En el contexto de un sangriento conflicto militar que dura más de medio siglo, las mujeres, los menores y los miembros de la comunidad LGTB han llevado la peor parte.

Una mujer y sus dos hijos en la provincia colombiana de Antioquía. Luis Acosta/AFP/Getty Images
Una mujer y sus dos hijos en la provincia colombiana de Antioquía. Luis Acosta/AFP/Getty Images

Durante más de medio siglo Colombia  ha vivido un contexto de conflicto armado en el que grupos paramilitares, guerrillas, fuerzas armadas y bandas de narcotraficantes han perpetrado secuestros, desplazamientos, muertes, desaparecidos, amenazas, hostigamiento a comunidades y todo tipo de crímenes contra la humanidad. Sin embargo, ha habido otra cara de esa violencia generalizada y sistemática que ha permanecido más invisibilidad: la violencia sexual contra las mujeres, niñas y niños.

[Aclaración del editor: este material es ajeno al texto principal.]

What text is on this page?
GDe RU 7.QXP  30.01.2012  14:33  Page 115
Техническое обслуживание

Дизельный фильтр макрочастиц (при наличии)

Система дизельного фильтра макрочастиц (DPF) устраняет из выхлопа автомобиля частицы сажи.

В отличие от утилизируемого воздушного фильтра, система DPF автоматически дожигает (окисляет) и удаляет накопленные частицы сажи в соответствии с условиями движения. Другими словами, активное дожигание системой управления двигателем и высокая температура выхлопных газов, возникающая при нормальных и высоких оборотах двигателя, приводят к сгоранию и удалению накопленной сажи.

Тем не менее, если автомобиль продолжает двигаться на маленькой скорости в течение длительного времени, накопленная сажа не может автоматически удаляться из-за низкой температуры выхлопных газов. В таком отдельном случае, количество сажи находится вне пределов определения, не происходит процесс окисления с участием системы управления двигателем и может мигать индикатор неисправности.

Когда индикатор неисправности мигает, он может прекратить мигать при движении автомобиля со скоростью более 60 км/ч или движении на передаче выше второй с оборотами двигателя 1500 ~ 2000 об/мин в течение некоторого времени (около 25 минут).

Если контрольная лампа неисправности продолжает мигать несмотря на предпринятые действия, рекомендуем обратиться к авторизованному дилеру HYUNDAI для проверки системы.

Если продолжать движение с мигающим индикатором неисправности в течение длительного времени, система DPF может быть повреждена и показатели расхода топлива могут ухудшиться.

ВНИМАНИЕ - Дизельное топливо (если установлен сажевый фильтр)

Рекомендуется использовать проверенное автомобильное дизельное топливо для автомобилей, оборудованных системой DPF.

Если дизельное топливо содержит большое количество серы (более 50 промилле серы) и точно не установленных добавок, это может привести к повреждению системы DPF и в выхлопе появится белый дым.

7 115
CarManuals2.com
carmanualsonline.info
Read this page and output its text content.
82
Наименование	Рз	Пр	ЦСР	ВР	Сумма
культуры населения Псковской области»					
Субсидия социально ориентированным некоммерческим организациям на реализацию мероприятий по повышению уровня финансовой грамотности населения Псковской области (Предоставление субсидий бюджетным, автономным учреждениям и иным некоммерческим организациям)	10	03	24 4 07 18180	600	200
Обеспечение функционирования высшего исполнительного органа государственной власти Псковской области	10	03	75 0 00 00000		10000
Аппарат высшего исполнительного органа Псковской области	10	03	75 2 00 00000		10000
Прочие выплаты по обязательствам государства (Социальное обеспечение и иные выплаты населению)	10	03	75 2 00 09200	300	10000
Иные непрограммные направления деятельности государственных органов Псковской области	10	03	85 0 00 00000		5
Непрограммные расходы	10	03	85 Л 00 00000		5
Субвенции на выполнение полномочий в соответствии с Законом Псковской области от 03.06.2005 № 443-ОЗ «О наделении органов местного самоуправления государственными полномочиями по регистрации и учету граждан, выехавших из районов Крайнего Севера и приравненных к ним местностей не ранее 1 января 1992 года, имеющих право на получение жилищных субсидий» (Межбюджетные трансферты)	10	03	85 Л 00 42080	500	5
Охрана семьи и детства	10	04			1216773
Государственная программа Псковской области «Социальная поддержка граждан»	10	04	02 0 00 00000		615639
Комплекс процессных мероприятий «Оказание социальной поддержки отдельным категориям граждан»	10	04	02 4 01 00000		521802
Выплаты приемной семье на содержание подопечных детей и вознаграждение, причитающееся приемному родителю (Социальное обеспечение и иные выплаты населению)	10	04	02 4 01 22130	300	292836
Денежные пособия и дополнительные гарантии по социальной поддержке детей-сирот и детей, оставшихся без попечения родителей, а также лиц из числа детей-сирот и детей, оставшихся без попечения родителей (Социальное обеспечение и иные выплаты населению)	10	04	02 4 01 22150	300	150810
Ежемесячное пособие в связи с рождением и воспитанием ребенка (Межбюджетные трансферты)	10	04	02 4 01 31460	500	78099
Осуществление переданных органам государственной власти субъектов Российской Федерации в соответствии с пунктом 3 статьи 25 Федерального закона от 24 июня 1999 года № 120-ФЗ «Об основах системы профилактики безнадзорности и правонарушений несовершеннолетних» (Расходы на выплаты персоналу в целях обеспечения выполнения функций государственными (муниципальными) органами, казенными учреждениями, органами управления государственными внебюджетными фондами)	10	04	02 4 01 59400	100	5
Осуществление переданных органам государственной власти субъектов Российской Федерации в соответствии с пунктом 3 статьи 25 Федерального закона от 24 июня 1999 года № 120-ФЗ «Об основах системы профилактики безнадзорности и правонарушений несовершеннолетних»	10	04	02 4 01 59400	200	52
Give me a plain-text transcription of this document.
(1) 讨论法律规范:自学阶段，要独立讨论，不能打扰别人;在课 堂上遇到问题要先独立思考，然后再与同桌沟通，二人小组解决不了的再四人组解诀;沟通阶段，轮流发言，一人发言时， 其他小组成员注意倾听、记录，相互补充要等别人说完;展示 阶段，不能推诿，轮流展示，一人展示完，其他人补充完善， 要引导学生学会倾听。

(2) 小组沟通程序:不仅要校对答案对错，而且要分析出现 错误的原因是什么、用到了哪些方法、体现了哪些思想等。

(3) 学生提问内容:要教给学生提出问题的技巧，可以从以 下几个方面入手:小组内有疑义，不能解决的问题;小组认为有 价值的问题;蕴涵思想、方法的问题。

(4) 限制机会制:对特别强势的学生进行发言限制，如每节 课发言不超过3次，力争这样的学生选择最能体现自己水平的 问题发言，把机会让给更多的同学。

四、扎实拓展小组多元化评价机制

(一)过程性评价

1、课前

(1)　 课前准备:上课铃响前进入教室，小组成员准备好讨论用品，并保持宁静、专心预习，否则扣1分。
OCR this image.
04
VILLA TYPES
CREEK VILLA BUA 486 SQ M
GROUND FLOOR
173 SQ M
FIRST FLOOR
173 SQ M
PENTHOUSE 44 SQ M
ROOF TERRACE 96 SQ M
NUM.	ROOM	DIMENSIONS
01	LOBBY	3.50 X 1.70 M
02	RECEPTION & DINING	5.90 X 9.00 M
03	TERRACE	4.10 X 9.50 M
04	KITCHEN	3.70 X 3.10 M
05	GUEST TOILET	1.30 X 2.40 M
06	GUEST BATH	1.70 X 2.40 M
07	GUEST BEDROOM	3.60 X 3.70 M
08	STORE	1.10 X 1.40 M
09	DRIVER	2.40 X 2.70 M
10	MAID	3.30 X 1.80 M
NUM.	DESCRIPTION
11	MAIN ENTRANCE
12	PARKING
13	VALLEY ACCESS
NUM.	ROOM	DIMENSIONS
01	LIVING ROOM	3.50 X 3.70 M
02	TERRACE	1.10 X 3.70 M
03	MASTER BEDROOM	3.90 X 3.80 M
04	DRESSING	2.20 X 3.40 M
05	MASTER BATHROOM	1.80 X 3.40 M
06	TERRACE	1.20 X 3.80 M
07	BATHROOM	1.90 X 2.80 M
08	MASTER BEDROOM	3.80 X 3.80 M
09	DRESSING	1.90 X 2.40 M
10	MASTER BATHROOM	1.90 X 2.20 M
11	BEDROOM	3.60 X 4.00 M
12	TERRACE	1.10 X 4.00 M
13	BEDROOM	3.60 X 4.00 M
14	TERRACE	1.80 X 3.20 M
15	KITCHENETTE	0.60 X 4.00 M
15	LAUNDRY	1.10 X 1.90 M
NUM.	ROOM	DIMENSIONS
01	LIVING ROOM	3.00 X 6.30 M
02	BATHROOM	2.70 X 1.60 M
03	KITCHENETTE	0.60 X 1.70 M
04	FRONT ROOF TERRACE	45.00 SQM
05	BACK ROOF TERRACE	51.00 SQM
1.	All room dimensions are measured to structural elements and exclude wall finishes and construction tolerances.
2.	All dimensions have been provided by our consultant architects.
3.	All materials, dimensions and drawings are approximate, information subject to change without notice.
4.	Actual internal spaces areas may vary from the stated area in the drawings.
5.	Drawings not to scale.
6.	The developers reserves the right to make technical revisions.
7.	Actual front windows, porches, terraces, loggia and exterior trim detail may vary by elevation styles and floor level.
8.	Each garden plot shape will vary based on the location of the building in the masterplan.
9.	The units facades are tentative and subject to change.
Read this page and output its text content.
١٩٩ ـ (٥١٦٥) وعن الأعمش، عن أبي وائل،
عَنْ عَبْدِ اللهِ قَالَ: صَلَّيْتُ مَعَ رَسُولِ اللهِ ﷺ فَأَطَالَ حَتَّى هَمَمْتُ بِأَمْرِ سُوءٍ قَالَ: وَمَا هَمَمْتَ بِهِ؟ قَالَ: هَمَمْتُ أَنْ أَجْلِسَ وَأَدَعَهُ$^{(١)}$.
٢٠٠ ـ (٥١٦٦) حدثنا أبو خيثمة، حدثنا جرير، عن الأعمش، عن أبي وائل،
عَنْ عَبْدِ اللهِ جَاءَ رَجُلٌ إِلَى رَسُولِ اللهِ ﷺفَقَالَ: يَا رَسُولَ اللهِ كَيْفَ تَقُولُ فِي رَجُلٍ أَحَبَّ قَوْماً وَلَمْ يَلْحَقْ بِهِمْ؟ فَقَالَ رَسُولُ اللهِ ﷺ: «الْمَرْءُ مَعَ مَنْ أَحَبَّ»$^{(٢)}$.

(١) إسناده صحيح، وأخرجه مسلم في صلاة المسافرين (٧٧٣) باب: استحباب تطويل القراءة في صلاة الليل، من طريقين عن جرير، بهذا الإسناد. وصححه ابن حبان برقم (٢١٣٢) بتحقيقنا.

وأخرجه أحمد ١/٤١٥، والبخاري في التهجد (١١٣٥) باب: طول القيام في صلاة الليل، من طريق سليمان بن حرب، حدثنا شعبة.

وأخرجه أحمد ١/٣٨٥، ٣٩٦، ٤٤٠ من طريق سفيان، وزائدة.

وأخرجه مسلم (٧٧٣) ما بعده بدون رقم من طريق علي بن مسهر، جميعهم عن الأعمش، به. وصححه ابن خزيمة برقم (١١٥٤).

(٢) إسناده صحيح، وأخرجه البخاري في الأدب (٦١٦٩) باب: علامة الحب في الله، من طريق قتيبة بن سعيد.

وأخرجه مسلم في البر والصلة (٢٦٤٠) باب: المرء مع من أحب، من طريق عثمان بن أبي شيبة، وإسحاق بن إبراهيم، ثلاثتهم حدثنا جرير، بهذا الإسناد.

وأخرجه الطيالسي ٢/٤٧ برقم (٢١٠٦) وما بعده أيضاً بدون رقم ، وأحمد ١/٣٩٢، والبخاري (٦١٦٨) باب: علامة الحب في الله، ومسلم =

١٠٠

Los cuerpos de las mujeres se han utilizado como un arma de guerra, como denunció un informe de Oxfam-Intermón. Aunque la estigmatización y el miedo han llevado a la mayoría de ellas a callar, poco a poco se ha ido desvelando cómo los diferentes actores armados han utilizado prácticas aberrantes, que van desde la violación hasta la obligación a prostituirse o los abortos forzados. El pico de esta violencia es probablemente el control de comunidades enteras por grupos paramilitares en la primera mitad de los años 2000, cuando en las zonas más afectadas por el conflicto, como el Cauca y los Montes de María, las mujeres fueron utilizadas como esclavas sexuales y obligadas a realizar las tareas domésticas.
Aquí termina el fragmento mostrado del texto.